Ce n'est cependant pas le devoir qui gardait le sergent-détective Francis Pagliaro au bureau pour des heures supplémentaires en cette chaude fin d'après-midi de juillet, mais plutôt sa lassitude de l'affrontement inutile et stupide qui l'attendait au ras du sol avec ses concitoyens enragés au volant de leurs bagnoles.

L'enquêteur avait connu toutes sortes de violences au cours de sa carrière, mais la rage au volant se retrouvait à peine dans la liste des crimes contre la personne, et elle n'entrait dans les statistiques criminelles que depuis peu. Elle existait bel et bien, Francis Pagliaro avait même consacré un chapitre complet sur le sujet dans sa thèse de maîtrise en criminologie, dix ans plus tôt.
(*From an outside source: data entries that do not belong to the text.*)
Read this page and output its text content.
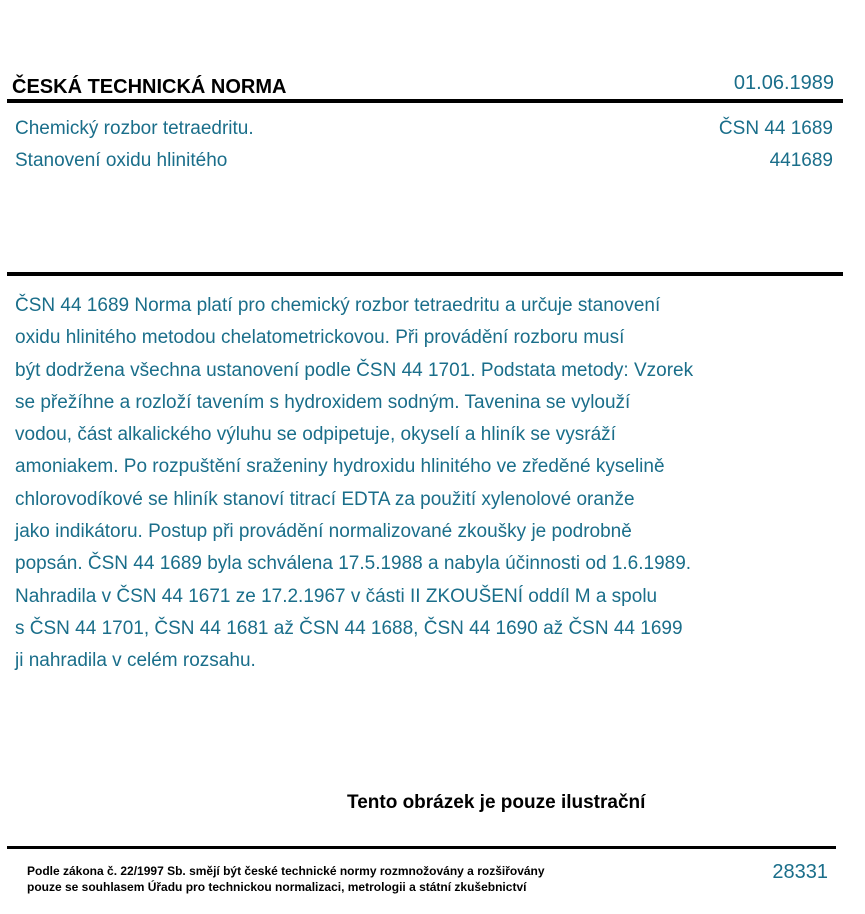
ČESKÁ TECHNICKÁ NORMA	01.06.1989
Chemický rozbor tetraedritu.
Stanovení oxidu hlinitého
ČSN 44 1689
441689
ČSN 44 1689 Norma platí pro chemický rozbor tetraedritu a určuje stanovení
oxidu hlinitého metodou chelatometrickovou. Při provádění rozboru musí
být dodržena všechna ustanovení podle ČSN 44 1701. Podstata metody: Vzorek
se přežíhne a rozloží tavením s hydroxidem sodným. Tavenina se vylouží
vodou, část alkalického výluhu se odpipetuje, okyselí a hliník se vysráží
amoniakem. Po rozpuštění sraženiny hydroxidu hlinitého ve zředěné kyselině
chlorovodíkové se hliník stanoví titrací EDTA za použití xylenolové oranže
jako indikátoru. Postup při provádění normalizované zkoušky je podrobně
popsán. ČSN 44 1689 byla schválena 17.5.1988 a nabyla účinnosti od 1.6.1989.
Nahradila v ČSN 44 1671 ze 17.2.1967 v části II ZKOUŠENÍ oddíl M a spolu
s ČSN 44 1701, ČSN 44 1681 až ČSN 44 1688, ČSN 44 1690 až ČSN 44 1699
ji nahradila v celém rozsahu.
Tento obrázek je pouze ilustrační
Podle zákona č. 22/1997 Sb. smějí být české technické normy rozmnožovány a rozšiřovány
pouze se souhlasem Úřadu pro technickou normalizaci, metrologii a státní zkušebnictví
28331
Sans grand succès. Certes, il avait obtenu son diplôme, mais aucune des conclusions de son mémoire n'avait suscité la curiosité chez ses collègues ou ses supérieurs à la Sûreté.

Tout cela était bien loin derrière lui.

Depuis quelques mois, il s'intéressait à autre chose. Quelque chose au-delà et au-dessus de toutes les considérations quotidiennes de son travail d'enquêteur.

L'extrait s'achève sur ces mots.